We have only found few other studies investigating the re-prescription pattern of DAHA after an episode of UGIB. Massó González et al. have reported data on the risk of recurrent UGIB associated with continued use of potential causative drugs. Other groups have reported that PPI utilisation is suboptimal in certain risk groups using low-dose ASA and NSAID. Even though our results are only indirectly comparable to these studies, our results imply that physicians generally are very cautious and to a high extent prescribe PPI to patients using DAHA.
Massó González et al. found that 21% of long-term users were still using NSAID 1 year after an episode of UGIB and in the group of long-term low-dose ASA users, 28% were using low-dose ASA 1 year after the bleeding event.

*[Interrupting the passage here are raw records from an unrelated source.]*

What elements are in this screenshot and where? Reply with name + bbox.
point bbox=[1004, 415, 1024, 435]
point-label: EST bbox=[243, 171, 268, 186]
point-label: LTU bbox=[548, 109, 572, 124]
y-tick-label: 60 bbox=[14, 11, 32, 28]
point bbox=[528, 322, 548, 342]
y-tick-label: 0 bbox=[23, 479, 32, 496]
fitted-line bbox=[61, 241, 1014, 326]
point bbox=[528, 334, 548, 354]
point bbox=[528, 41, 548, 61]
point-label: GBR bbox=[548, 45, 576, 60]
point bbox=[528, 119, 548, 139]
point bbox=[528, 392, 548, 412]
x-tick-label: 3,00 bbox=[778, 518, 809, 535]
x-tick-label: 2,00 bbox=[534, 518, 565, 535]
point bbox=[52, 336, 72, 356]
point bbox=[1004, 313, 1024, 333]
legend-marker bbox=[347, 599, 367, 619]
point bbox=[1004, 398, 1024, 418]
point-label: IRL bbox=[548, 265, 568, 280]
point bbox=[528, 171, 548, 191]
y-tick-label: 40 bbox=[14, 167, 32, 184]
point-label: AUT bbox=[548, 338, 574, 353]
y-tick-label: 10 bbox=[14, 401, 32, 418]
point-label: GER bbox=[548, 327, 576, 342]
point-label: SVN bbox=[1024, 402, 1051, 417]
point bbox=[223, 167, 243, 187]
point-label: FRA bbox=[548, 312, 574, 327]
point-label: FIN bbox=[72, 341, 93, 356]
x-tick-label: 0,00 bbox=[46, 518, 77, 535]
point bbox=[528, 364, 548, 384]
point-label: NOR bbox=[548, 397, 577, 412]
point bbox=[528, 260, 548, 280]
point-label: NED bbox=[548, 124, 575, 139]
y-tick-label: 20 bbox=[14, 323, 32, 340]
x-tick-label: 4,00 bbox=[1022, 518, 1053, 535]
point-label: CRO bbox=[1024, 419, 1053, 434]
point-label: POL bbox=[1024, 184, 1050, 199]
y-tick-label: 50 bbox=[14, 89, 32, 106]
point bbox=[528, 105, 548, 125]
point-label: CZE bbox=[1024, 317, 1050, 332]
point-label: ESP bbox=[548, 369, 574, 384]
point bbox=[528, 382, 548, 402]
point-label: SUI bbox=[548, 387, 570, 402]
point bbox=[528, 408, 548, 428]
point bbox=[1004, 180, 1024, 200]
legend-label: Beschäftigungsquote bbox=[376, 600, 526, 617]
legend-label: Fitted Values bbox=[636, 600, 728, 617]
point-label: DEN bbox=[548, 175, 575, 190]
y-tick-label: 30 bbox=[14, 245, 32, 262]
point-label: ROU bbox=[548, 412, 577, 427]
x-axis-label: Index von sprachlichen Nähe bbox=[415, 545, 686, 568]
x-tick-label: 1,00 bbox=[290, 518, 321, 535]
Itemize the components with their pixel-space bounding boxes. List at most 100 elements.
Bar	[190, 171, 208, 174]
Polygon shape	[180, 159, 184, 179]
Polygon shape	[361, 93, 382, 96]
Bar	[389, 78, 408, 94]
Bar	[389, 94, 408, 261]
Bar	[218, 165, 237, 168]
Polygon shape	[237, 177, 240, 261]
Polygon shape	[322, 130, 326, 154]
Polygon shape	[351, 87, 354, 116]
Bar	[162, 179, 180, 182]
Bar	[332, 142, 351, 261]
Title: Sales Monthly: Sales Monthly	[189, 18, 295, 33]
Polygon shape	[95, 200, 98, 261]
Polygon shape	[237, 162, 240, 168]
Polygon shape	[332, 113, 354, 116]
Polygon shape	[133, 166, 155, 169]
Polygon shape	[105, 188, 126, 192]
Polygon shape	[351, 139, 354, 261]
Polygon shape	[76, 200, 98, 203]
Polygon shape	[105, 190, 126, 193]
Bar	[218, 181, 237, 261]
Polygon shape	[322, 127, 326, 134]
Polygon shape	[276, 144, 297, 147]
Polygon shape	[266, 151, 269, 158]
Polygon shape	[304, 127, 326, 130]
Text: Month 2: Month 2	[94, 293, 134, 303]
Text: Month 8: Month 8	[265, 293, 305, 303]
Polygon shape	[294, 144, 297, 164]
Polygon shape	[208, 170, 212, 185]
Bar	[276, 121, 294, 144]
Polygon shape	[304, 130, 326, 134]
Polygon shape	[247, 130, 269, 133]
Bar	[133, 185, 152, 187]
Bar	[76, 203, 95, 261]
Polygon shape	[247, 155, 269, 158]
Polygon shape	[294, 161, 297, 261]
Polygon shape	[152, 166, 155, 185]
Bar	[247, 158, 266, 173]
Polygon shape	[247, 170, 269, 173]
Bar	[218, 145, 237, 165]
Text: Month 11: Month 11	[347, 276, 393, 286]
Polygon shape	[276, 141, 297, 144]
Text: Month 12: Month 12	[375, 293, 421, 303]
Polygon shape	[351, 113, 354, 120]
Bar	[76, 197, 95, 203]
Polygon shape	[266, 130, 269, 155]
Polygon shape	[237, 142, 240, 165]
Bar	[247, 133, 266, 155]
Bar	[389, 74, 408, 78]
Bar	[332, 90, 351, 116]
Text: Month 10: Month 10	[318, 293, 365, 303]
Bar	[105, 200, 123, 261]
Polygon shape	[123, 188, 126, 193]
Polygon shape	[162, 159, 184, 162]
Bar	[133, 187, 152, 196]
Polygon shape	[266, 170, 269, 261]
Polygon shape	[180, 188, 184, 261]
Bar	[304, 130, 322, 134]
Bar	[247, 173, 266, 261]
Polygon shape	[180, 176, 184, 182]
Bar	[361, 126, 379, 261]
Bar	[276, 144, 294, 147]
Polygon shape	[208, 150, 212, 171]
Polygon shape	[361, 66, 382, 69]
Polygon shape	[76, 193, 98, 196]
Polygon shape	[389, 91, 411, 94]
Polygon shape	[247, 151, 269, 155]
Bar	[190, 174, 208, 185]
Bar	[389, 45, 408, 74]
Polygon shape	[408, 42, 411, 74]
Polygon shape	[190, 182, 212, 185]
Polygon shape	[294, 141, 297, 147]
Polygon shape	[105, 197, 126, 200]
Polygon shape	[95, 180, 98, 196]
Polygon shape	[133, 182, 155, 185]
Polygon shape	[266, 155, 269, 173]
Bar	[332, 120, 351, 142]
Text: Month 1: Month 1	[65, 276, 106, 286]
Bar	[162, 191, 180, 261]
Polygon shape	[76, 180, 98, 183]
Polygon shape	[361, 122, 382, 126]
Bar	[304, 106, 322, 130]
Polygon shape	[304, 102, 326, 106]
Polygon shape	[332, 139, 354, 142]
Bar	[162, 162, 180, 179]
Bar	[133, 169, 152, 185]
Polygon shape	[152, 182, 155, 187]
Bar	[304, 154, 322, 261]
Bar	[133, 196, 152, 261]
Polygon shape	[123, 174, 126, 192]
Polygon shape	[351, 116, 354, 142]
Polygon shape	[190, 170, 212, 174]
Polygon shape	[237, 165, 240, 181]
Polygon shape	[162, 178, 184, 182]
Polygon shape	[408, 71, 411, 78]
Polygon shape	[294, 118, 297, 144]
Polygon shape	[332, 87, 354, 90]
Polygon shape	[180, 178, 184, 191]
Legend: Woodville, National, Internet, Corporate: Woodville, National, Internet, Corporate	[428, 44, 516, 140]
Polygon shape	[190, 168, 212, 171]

The current study has several strengths; first we used only manually validated cases from a previous study by this group. Second; the study is a true population-based approach with full coverage of all admissions and prescription data. A potential limitation to this study is, as in any observational study, we cannot be certain of the patients' compliance. Also, some NSAID and low-dose ASA was available over-the-counter during the study period. However, the coverage of our data source for these drugs, i.e., the proportion sold on prescription is 88% and 98.5% respectively. Another potential limitation could be the low odds ratios associating VKA, ASA, SSRIs, clopidogrel and dipyridamol with UGIB. Most are in the order of 2, which imply an attributable proportion of 0.5. In other words only half of the UGIB patients who were exposed to these drugs were associated with them. The other half was in reality bleedings that would have occurred irrespective of DAHA use. As we can never know which half is drug induced, it is difficult to use this in clinical management.
In conclusion, we find a markedly rational approach to re-prescribing of DAHA in patients who have experienced a serious adverse reaction. Particularly, the very extensive use of PPIs in these patients is reassuring and emphasises the clinicians' awareness of the issue.